Getting the wrong value from $\lim_\limits{x\to-\infty}x-\sqrt{x^2+7x}$
algebra-precalculuslimitslimits-without-lhopitalwolfram alpha
Best Answer
Your computation has an "absolute value" error.
One of your steps uses the equation $$\frac{\sqrt{x^2+7x}}{x} = \sqrt{\frac{x^2+7x}{x^2}} = \sqrt{1 + \frac{7}{x}} $$ However, this equation is only valid if $x > 0$, and you have applied it when $x < 0$ (as $x \to -\infty$).

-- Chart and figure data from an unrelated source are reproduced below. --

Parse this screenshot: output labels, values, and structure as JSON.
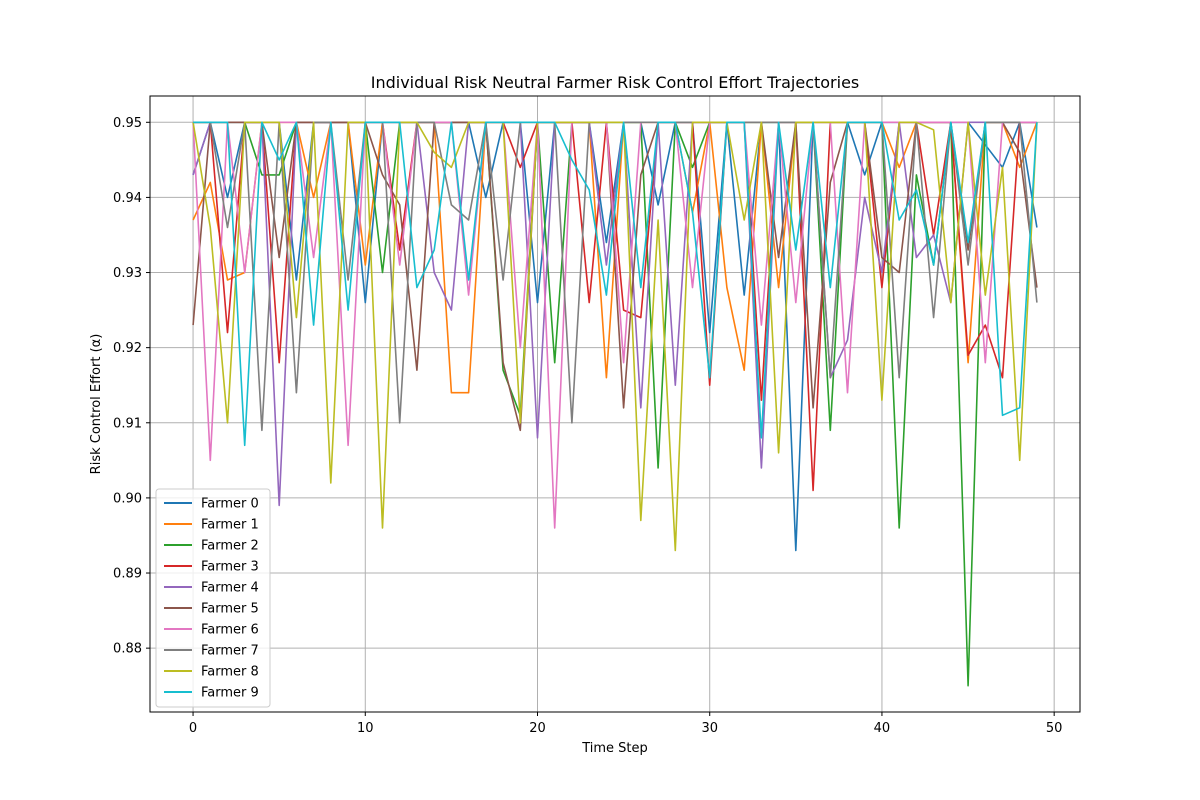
{
  "chart_data": {
    "type": "line",
    "title": "Individual Risk Neutral Farmer Risk Control Effort Trajectories",
    "xlabel": "Time Step",
    "ylabel": "Risk Control Effort (α)",
    "xlim": [
      -2.5,
      51.5
    ],
    "ylim": [
      0.8715,
      0.9535
    ],
    "xticks": [
      0,
      10,
      20,
      30,
      40,
      50
    ],
    "yticks": [
      0.88,
      0.89,
      0.9,
      0.91,
      0.92,
      0.93,
      0.94,
      0.95
    ],
    "ytick_labels": [
      "0.88",
      "0.89",
      "0.90",
      "0.91",
      "0.92",
      "0.93",
      "0.94",
      "0.95"
    ],
    "grid": true,
    "legend_position": "lower-left",
    "x": [
      0,
      1,
      2,
      3,
      4,
      5,
      6,
      7,
      8,
      9,
      10,
      11,
      12,
      13,
      14,
      15,
      16,
      17,
      18,
      19,
      20,
      21,
      22,
      23,
      24,
      25,
      26,
      27,
      28,
      29,
      30,
      31,
      32,
      33,
      34,
      35,
      36,
      37,
      38,
      39,
      40,
      41,
      42,
      43,
      44,
      45,
      46,
      47,
      48,
      49
    ],
    "series": [
      {
        "name": "Farmer 0",
        "color": "#1f77b4",
        "values": [
          0.943,
          0.95,
          0.94,
          0.95,
          0.95,
          0.95,
          0.929,
          0.95,
          0.95,
          0.95,
          0.926,
          0.95,
          0.95,
          0.95,
          0.95,
          0.95,
          0.95,
          0.94,
          0.95,
          0.95,
          0.926,
          0.95,
          0.95,
          0.95,
          0.934,
          0.95,
          0.95,
          0.939,
          0.95,
          0.95,
          0.922,
          0.95,
          0.927,
          0.95,
          0.95,
          0.893,
          0.95,
          0.95,
          0.95,
          0.943,
          0.95,
          0.95,
          0.95,
          0.95,
          0.95,
          0.95,
          0.947,
          0.944,
          0.95,
          0.936
        ]
      },
      {
        "name": "Farmer 1",
        "color": "#ff7f0e",
        "values": [
          0.937,
          0.942,
          0.929,
          0.93,
          0.95,
          0.95,
          0.95,
          0.94,
          0.95,
          0.95,
          0.931,
          0.95,
          0.95,
          0.95,
          0.95,
          0.914,
          0.914,
          0.95,
          0.95,
          0.95,
          0.95,
          0.95,
          0.95,
          0.95,
          0.916,
          0.95,
          0.95,
          0.95,
          0.95,
          0.938,
          0.95,
          0.928,
          0.917,
          0.95,
          0.928,
          0.95,
          0.95,
          0.95,
          0.95,
          0.95,
          0.95,
          0.944,
          0.95,
          0.95,
          0.95,
          0.918,
          0.95,
          0.95,
          0.944,
          0.95
        ]
      },
      {
        "name": "Farmer 2",
        "color": "#2ca02c",
        "values": [
          0.95,
          0.95,
          0.95,
          0.95,
          0.943,
          0.943,
          0.95,
          0.95,
          0.95,
          0.95,
          0.95,
          0.93,
          0.95,
          0.95,
          0.95,
          0.95,
          0.95,
          0.95,
          0.917,
          0.911,
          0.95,
          0.918,
          0.95,
          0.95,
          0.95,
          0.95,
          0.95,
          0.904,
          0.95,
          0.944,
          0.95,
          0.95,
          0.95,
          0.95,
          0.95,
          0.95,
          0.95,
          0.909,
          0.95,
          0.95,
          0.95,
          0.896,
          0.943,
          0.931,
          0.95,
          0.875,
          0.95,
          0.95,
          0.95,
          0.95
        ]
      },
      {
        "name": "Farmer 3",
        "color": "#d62728",
        "values": [
          0.95,
          0.95,
          0.922,
          0.95,
          0.95,
          0.918,
          0.95,
          0.95,
          0.95,
          0.95,
          0.95,
          0.95,
          0.933,
          0.95,
          0.95,
          0.95,
          0.95,
          0.95,
          0.95,
          0.944,
          0.95,
          0.95,
          0.95,
          0.926,
          0.95,
          0.925,
          0.924,
          0.95,
          0.95,
          0.95,
          0.915,
          0.95,
          0.95,
          0.913,
          0.95,
          0.95,
          0.901,
          0.95,
          0.95,
          0.95,
          0.928,
          0.95,
          0.95,
          0.935,
          0.95,
          0.919,
          0.923,
          0.916,
          0.95,
          0.95
        ]
      },
      {
        "name": "Farmer 4",
        "color": "#9467bd",
        "values": [
          0.943,
          0.95,
          0.95,
          0.95,
          0.95,
          0.899,
          0.95,
          0.95,
          0.95,
          0.95,
          0.95,
          0.95,
          0.95,
          0.95,
          0.93,
          0.925,
          0.95,
          0.95,
          0.95,
          0.95,
          0.908,
          0.95,
          0.95,
          0.95,
          0.931,
          0.95,
          0.912,
          0.95,
          0.915,
          0.95,
          0.95,
          0.95,
          0.95,
          0.904,
          0.95,
          0.95,
          0.95,
          0.916,
          0.921,
          0.94,
          0.93,
          0.95,
          0.932,
          0.935,
          0.926,
          0.95,
          0.95,
          0.95,
          0.95,
          0.95
        ]
      },
      {
        "name": "Farmer 5",
        "color": "#8c564b",
        "values": [
          0.923,
          0.95,
          0.95,
          0.95,
          0.95,
          0.932,
          0.95,
          0.95,
          0.95,
          0.95,
          0.95,
          0.943,
          0.939,
          0.917,
          0.95,
          0.95,
          0.95,
          0.95,
          0.918,
          0.909,
          0.95,
          0.95,
          0.95,
          0.95,
          0.95,
          0.912,
          0.943,
          0.95,
          0.95,
          0.95,
          0.95,
          0.95,
          0.95,
          0.95,
          0.932,
          0.95,
          0.912,
          0.942,
          0.95,
          0.95,
          0.932,
          0.93,
          0.95,
          0.95,
          0.95,
          0.933,
          0.95,
          0.95,
          0.946,
          0.928
        ]
      },
      {
        "name": "Farmer 6",
        "color": "#e377c2",
        "values": [
          0.95,
          0.905,
          0.95,
          0.93,
          0.95,
          0.95,
          0.95,
          0.932,
          0.95,
          0.907,
          0.95,
          0.95,
          0.931,
          0.95,
          0.95,
          0.95,
          0.927,
          0.95,
          0.95,
          0.92,
          0.95,
          0.896,
          0.95,
          0.95,
          0.95,
          0.918,
          0.95,
          0.95,
          0.95,
          0.928,
          0.95,
          0.95,
          0.95,
          0.923,
          0.95,
          0.926,
          0.95,
          0.95,
          0.914,
          0.95,
          0.95,
          0.95,
          0.95,
          0.95,
          0.95,
          0.95,
          0.918,
          0.95,
          0.95,
          0.95
        ]
      },
      {
        "name": "Farmer 7",
        "color": "#7f7f7f",
        "values": [
          0.95,
          0.95,
          0.936,
          0.95,
          0.909,
          0.95,
          0.914,
          0.95,
          0.95,
          0.929,
          0.95,
          0.95,
          0.91,
          0.95,
          0.95,
          0.939,
          0.937,
          0.95,
          0.929,
          0.95,
          0.95,
          0.95,
          0.91,
          0.95,
          0.95,
          0.95,
          0.95,
          0.95,
          0.95,
          0.95,
          0.95,
          0.95,
          0.95,
          0.95,
          0.95,
          0.95,
          0.95,
          0.916,
          0.95,
          0.95,
          0.95,
          0.916,
          0.95,
          0.924,
          0.95,
          0.931,
          0.95,
          0.95,
          0.95,
          0.926
        ]
      },
      {
        "name": "Farmer 8",
        "color": "#bcbd22",
        "values": [
          0.95,
          0.936,
          0.91,
          0.95,
          0.95,
          0.95,
          0.924,
          0.95,
          0.902,
          0.95,
          0.95,
          0.896,
          0.95,
          0.95,
          0.946,
          0.944,
          0.95,
          0.95,
          0.95,
          0.91,
          0.95,
          0.95,
          0.95,
          0.95,
          0.95,
          0.95,
          0.897,
          0.937,
          0.893,
          0.95,
          0.95,
          0.95,
          0.937,
          0.95,
          0.906,
          0.95,
          0.95,
          0.95,
          0.95,
          0.95,
          0.913,
          0.95,
          0.95,
          0.949,
          0.926,
          0.95,
          0.927,
          0.944,
          0.905,
          0.95
        ]
      },
      {
        "name": "Farmer 9",
        "color": "#17becf",
        "values": [
          0.95,
          0.95,
          0.95,
          0.907,
          0.95,
          0.945,
          0.95,
          0.923,
          0.95,
          0.925,
          0.95,
          0.95,
          0.95,
          0.928,
          0.933,
          0.95,
          0.929,
          0.95,
          0.95,
          0.95,
          0.95,
          0.95,
          0.945,
          0.941,
          0.927,
          0.95,
          0.928,
          0.95,
          0.95,
          0.938,
          0.916,
          0.95,
          0.95,
          0.908,
          0.95,
          0.933,
          0.95,
          0.928,
          0.95,
          0.95,
          0.95,
          0.937,
          0.941,
          0.931,
          0.95,
          0.934,
          0.95,
          0.911,
          0.912,
          0.95
        ]
      }
    ]
  }
}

In the case where $x < 0$, and therefore $x = - |x|$, what you could have done is this: $$\frac{\sqrt{x^2+7x}}{x} = -\frac{\sqrt{x^2+7x}}{|x|} = - \sqrt{\frac{x^2+7x}{x^2}} = - \sqrt{1 + \frac{7}{x}} $$ If you had done that, then your solution would have gone on to give a $0$ in the denominator, making the limit expression invalid.